Any country or group of countries with adequate industrial resources which goes into Bolshevik Russia with recognition and help will necessarily become the supporter, the right hand, and the consultant of the Bolshevik Government. It will react upon that Government and be reacted upon. It will probably become more collectivist in its methods, and, on the other hand, the rigours of extreme Communism in Russia will probably be greatly tempered through its influence.

The only Power capable of playing this rôle of eleventh-hour helper to Russia single-handed is the United States of America. That is why I find the adventure of the enterprising and imaginative Mr. Vanderlip very significant. I doubt the conclusiveness of his negotiations; they are probably only the opening phase of a discussion of the Russian problem upon a new basis that may lead it at last to a comprehensive world treatment of this situation. Other Powers than the United States will, in the present phase of world-exhaustion, need to combine before they can be of any effective use to Russia. Big business is by no means antipathetic to Communism. The larger big business grows the more it approximates to Collectivism. It is the upper road of the few instead of the lower road of the masses to Collectivism.

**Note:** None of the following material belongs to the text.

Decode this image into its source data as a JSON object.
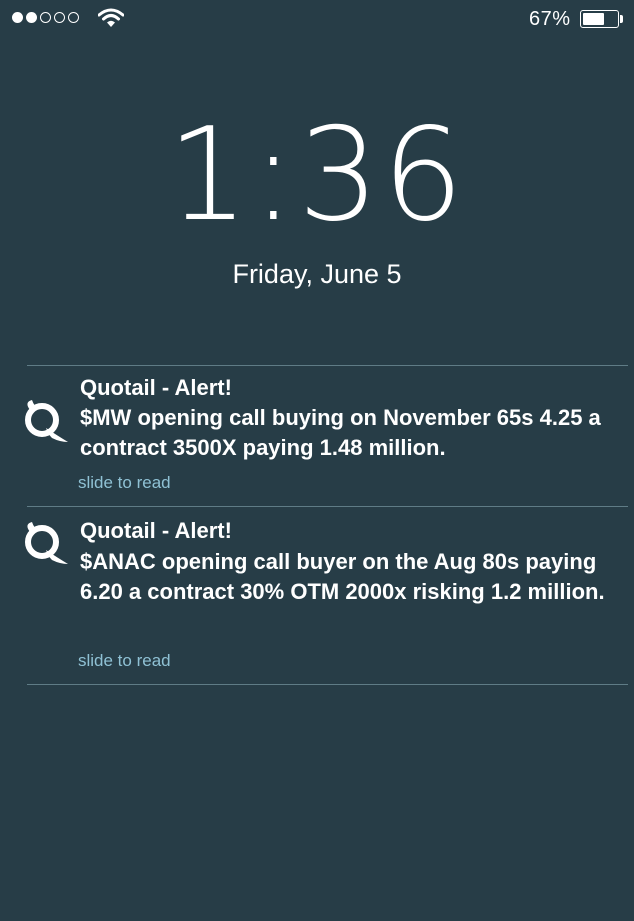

The only alternative to such a helpful intervention in Bolshevik Russia is, I firmly believe, the final collapse of all that remains of modern civilisation throughout what was formerly the Russian Empire. It is highly improbable that the collapse will be limited to its boundaries. Both eastward and westward other great regions may, one after another, tumble into the big hole in civilisation thus created. Possibly all modern civilisation may tumble in.

These propositions do not refer to any hypothetical future; they are an attempt to state the outline facts and possibilities of what is going on—and going on with great rapidity—in Russia and in the world generally now, as they present themselves to my mind. This in general terms is the frame of circumstance in which I would have the sketches of Russia that have preceded this set and read. So it is I interpret the writing on the Eastern wall of Europe.